Lower taxes wee a factor and does everyone respond to a contraction by pumping up the housing market these days?
Indeed, GDHI benefited from the mechanical decrease of employee social contributions paid by household (−0.7% after +7.6%) and of the decline of taxes on income and wealth (–3.4% after +12.3%), which were also marked by a further housing tax reduction.
Plus social payments and benefits.
Moreover, social benefits in cash sharply increased in Q4 (+2.3% after −7.1%): on the one hand, the decrease in activity led to an increase of unemployment allowance and other means-tested social benefits. On the other hand, exceptional measures, such as partial activity and other allowance set in the context of the sanitary crisis, also supported household purchasing power
Indeed there was a form of social benefits even for businesses and I suspect this covers the self-employed too.
Finally, despite the decline of the value added of the individual entrepreneurs, their gross operating surplus benefited from the increase of the recourse to the Solidarity Fund.
The consequence of this is that many are savers now.
The combined effect of the rise of the purchasing power in Q4 and of the drop in consumption expenditure (−5.4% after +18.3%), strongly increased households’ savings rate, which stood at 22.2% after 16.5% in Q3.
Only yesterday Bank of France Governor Villeroy in an interview with South West suggested that a consequence of this will drive the recovery.
The Covid savings accumulated by our fellow citizens in 2020 are substantial: they exceed 100 billion euros, or more than 4% of our GDP.
Put like that it is a type of Helicopter Money where the state has given people money to spend. Although rather awkwardly it will be a while before they can spend it. The text books did not think of that!
Debt and Bonds
There was a little curiou in the interview as well.
No, a debt has to be paid off sooner or later. The problem is not the debt linked to Covid-19, but the level of our public debt before the crisis. It had already reached 100% of GDP at the start of 2020, compared to 60% of GDP in Germany. We cannot pass on an ever heavier backpack to new generations. 40 years ago, the public debt was 20%. Six times less than today (120% of GDP with the impact of the coronavirus).
I do not know about you but if I wanted people to “Spend!
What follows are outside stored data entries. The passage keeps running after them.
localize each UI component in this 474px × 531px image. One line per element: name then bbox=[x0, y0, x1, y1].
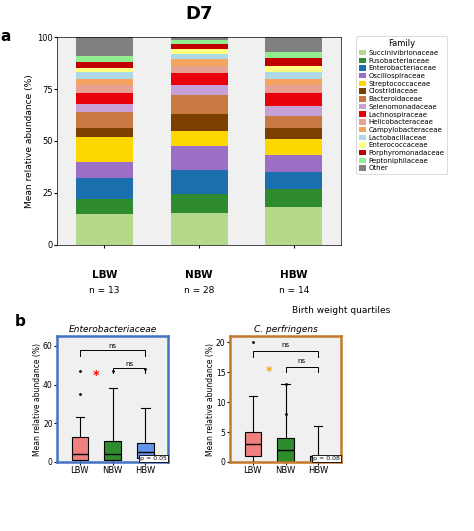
Bar bbox=[171, 66, 228, 73]
Text: ns: ns bbox=[125, 361, 133, 367]
PathPatch shape bbox=[104, 441, 121, 460]
Bar bbox=[171, 40, 228, 45]
Bar bbox=[171, 85, 228, 95]
Bar bbox=[171, 95, 228, 114]
Y-axis label: Mean relative abundance (%): Mean relative abundance (%) bbox=[206, 342, 215, 456]
Title: Enterobacteriaceae: Enterobacteriaceae bbox=[69, 325, 157, 334]
Title: C. perfringens: C. perfringens bbox=[254, 325, 318, 334]
PathPatch shape bbox=[137, 443, 154, 458]
Bar bbox=[76, 72, 133, 79]
PathPatch shape bbox=[245, 432, 261, 456]
Text: n = 28: n = 28 bbox=[184, 286, 214, 295]
Text: LBW: LBW bbox=[91, 270, 117, 280]
Bar bbox=[265, 52, 322, 58]
Bar bbox=[171, 194, 228, 213]
Bar bbox=[76, 104, 133, 112]
Bar bbox=[171, 49, 228, 54]
Bar bbox=[76, 213, 133, 245]
Bar bbox=[171, 73, 228, 85]
Bar bbox=[265, 106, 322, 116]
Bar bbox=[171, 170, 228, 194]
Bar bbox=[171, 114, 228, 131]
Bar bbox=[76, 68, 133, 72]
Bar bbox=[171, 54, 228, 59]
Bar bbox=[76, 79, 133, 85]
Text: ns: ns bbox=[109, 343, 117, 349]
Text: p = 0.05: p = 0.05 bbox=[140, 456, 167, 461]
Bar bbox=[265, 116, 322, 129]
Bar bbox=[76, 93, 133, 104]
Bar bbox=[265, 156, 322, 172]
Legend: Succinivibrionaceae, Fusobacteriaceae, Enterobacteriaceae, Oscillospiraceae, Str: Succinivibrionaceae, Fusobacteriaceae, E… bbox=[356, 37, 447, 174]
Text: D7: D7 bbox=[185, 5, 213, 23]
Bar bbox=[265, 85, 322, 93]
Text: *: * bbox=[93, 369, 100, 382]
Bar bbox=[171, 45, 228, 49]
Bar bbox=[76, 199, 133, 213]
Bar bbox=[76, 178, 133, 199]
Bar bbox=[76, 137, 133, 161]
Bar bbox=[265, 189, 322, 207]
Text: ns: ns bbox=[282, 342, 290, 348]
Text: p = 0.08: p = 0.08 bbox=[313, 456, 340, 461]
Bar bbox=[76, 85, 133, 93]
Bar bbox=[265, 58, 322, 66]
Bar bbox=[265, 79, 322, 85]
Text: a: a bbox=[0, 29, 10, 44]
Text: n = 13: n = 13 bbox=[89, 286, 119, 295]
Bar bbox=[171, 145, 228, 170]
Bar bbox=[76, 112, 133, 129]
Bar bbox=[171, 59, 228, 66]
Bar bbox=[265, 139, 322, 156]
Bar bbox=[265, 66, 322, 72]
PathPatch shape bbox=[310, 456, 327, 462]
Bar bbox=[265, 207, 322, 245]
PathPatch shape bbox=[277, 438, 294, 462]
Text: HBW: HBW bbox=[280, 270, 308, 280]
Bar bbox=[76, 56, 133, 62]
Bar bbox=[76, 129, 133, 137]
Bar bbox=[171, 37, 228, 40]
Text: Birth weight quartiles: Birth weight quartiles bbox=[292, 306, 391, 315]
Text: ns: ns bbox=[298, 358, 306, 364]
Bar bbox=[76, 161, 133, 178]
Y-axis label: Mean relative abundance (%): Mean relative abundance (%) bbox=[33, 342, 42, 456]
Text: NBW: NBW bbox=[185, 270, 213, 280]
Bar bbox=[76, 62, 133, 68]
Text: b: b bbox=[15, 314, 26, 329]
Text: n = 14: n = 14 bbox=[279, 286, 309, 295]
Bar bbox=[265, 129, 322, 139]
Bar bbox=[265, 37, 322, 52]
Y-axis label: Mean relative abundance (%): Mean relative abundance (%) bbox=[25, 74, 34, 208]
Bar bbox=[171, 131, 228, 145]
Bar bbox=[171, 213, 228, 245]
Bar bbox=[265, 93, 322, 106]
PathPatch shape bbox=[72, 437, 88, 460]
Bar bbox=[265, 72, 322, 79]
Bar bbox=[76, 37, 133, 56]
Bar bbox=[265, 172, 322, 189]
Text: *: * bbox=[266, 365, 273, 378]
Spend! Spend!” I would not be warning them about the future like this.
If we managed to contain the annual growth of our public spending excluding inflation to 0.5% (instead of 1%), public debt would already fall to 110% of GDP.
We have had something of a bond market tantrum this week of which Francois may or may not be aware but France’s debt costs are very low and its benchmark ten-year yield is 0% as I type this.
The Bank of France Governor will have rushed to tell his compatriot ECB President Christine Lagarde these numbers.
In Q4 2020, the rise in prices of second-hand dwellings in France (excluding Mayotte) increased: +2.4% compared to Q3 2020 (provisional seasonally adjusted results), after +0.6% in Q3 and +1.4% in Q2 2020.
Over a year, the rise in prices continued: +6.5%, after +5.2% and +5.6%.
This is especially noticeable because the way that French house price growth became positive at the beginning of 2016 gives another context to the famous “Whatever it takes” ( to get French house prices rising) speech.
Now France has what is even by Anglo-Saxon terms substantial house price growth it can add a Gallic flavour. The Euro area inflation measure completely ignore owner-occupied housing so it can all be claimed as a wealth effect.
Sadly any French first time buyer will be left wondering how they are apparently so much better off but cannot afford anything.
Our journey through the French economy gives us many by now familiar features but also a Gallic twist. I wait to see how they treat their own burst of house price inflation. But the underlying issue for 2021 is the likely delayed opening of their economy due to something of a shambolic vaccine programme. With Mario Draghi of Italy suggesting the EU switches to a first dose plan like the UK at best France will be 3 months behind.
The irony of all this is that with all the state support and spending every one else has become more French and indeed dirigiste.